Proton NMR of lipophilic fractions from PBSC samples. The intensity of the downfield region is increased to facilitate identification of resonances. Spectra in black represent typical results for a control patient, while those in red present those for a t-MDS/AML patient.

Figure 8

Principal components analysis of lipophilic profile differences between patient groups. (A) PCA scores of components 1 and 2 from spectral binning of control PBSC samples (green) and t-MDS/AML patient PBSC (red) spectra. (B) PCA scores of components 1, 2, and 3 for the control PBSC (green) and t-MDS/AML PBSC (red).
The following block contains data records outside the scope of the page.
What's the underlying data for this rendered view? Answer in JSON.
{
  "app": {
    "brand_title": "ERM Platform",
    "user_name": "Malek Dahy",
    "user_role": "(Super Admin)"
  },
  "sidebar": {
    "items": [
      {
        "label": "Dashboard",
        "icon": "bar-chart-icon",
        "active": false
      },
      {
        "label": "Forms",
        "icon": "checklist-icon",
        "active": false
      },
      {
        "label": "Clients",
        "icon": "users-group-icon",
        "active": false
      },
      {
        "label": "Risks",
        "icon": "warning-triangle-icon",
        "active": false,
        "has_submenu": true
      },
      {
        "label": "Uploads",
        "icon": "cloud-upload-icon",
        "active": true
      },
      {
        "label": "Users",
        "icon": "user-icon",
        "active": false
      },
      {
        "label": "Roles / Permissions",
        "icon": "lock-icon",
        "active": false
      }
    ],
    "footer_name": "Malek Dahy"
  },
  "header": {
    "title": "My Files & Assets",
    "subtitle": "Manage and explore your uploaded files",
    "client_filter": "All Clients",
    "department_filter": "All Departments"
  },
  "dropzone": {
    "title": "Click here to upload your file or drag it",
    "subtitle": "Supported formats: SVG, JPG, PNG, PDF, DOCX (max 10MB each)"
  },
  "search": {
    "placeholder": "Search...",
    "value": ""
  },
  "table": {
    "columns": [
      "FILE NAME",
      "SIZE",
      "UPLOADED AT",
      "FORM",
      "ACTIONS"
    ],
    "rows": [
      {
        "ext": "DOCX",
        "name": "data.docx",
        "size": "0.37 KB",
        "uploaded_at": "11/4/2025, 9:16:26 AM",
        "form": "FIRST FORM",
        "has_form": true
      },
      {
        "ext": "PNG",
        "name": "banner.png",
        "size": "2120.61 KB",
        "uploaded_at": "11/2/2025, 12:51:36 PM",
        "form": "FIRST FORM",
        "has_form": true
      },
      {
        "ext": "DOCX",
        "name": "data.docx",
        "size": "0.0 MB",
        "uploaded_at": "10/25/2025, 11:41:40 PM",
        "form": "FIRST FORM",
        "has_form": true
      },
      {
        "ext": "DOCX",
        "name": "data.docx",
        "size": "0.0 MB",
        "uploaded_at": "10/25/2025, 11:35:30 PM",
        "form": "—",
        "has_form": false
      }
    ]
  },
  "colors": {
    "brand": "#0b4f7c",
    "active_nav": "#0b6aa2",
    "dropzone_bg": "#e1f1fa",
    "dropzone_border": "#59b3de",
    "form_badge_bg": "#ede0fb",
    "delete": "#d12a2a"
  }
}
The explained variances are shown in parentheses.

Figure 9

Partial least squares discriminant analysis of metabolite concentrations between patient groups. (A) PLS-DA scores of latent variables 1 and 2 of lipophilic spectral bins from control PBSC samples (green) and t-MDS/AML patient samples (red). (B) PLS-DA scores of latent variables 1, 2, and 3 for the control PBSC (green) and t-MDS/AML PBSC (red). The explained variances are shown in parentheses.

Figure 10

(A) Top 15 important spectral bins identified by PLS-DA. (B) Top 25 important spectral bins selected by correlation analysis, with positive correlation coefficients correlating with control PBSC (increased levels compared to cases) and negative correlations indicating correlation with t-MDS/AML cases (increased levels compared to controls.